En un principio, se había elegido también a Numa Turcati para ser parte de ese grupo expedicionario, pero una herida en su pierna agravó su estado de salud de tal forma que terminó por hacer inviable su participación. Durante algo más de un mes, se fue preparando el viaje, se tejió una gran colcha para que los expedicionarios se protegieran del frío de las noches, se prepararon las raciones de carne que los tres llevarían en la travesía y se les cedieron los lugares más cómodos y abrigados para dormir en las noches dentro del fulaje.

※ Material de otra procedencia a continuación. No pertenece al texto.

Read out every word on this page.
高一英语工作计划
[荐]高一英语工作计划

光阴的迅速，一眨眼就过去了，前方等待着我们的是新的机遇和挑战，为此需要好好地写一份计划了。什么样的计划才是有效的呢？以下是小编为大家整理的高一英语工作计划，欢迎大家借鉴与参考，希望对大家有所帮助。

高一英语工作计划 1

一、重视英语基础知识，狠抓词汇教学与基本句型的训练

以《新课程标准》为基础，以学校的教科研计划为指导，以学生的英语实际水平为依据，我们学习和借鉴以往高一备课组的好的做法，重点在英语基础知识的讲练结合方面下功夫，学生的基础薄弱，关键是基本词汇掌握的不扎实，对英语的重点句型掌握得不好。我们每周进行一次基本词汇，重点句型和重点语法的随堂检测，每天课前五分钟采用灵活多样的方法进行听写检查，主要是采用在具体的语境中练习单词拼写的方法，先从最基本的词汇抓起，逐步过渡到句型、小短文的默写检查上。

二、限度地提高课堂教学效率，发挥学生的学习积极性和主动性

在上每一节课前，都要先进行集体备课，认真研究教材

En la mañana del martes 12 de diciembre, apenas un día después de que Numa Turcatti muriera finalmente por las infecciones de la herida en su pierna, la expedición se puso en marcha rumbo a poniente. Durante los dos primeros días, en forma lenta y penosa, el trío subió la empinada ladera de una altísima montaña detrás de la que soñaban con ver el verde de los valles chilenos y signos de civilización. Sin embargo, sólo alcanzaron a ver más picos nevados, más cimas blancas y laderas rocosas. Sabiendo que el camino que les quedaba sería aún muy largo, Parrado y Canessa decidieron entonces que Vizintín regresara al fuselaje para poder ellos contar con sus raciones de alimentos. El domingo 17 de diciembre, cuando hacía ya cinco días que estaban caminando, los dos expedicionarios llegaron hasta un valle en el que vieron un pequeño arroyo orillado por musgos y juncos. Era el primer signo de vegetación que veían desde el infausto día del accidente y aquello los alentó a tratar de apurar el paso. Dos días después, Canessa avistó a los lejos un grupo de vacas y encontró una lata vacía de sopa y una herradura de caballo. En aquel momento, ambos sintieron que la salvación estaba ya muy cerca y el miércoles 20 de diciembre divisaron, al otro lado del río que habían venido ladeando, a un arriero que los observaba extrañado.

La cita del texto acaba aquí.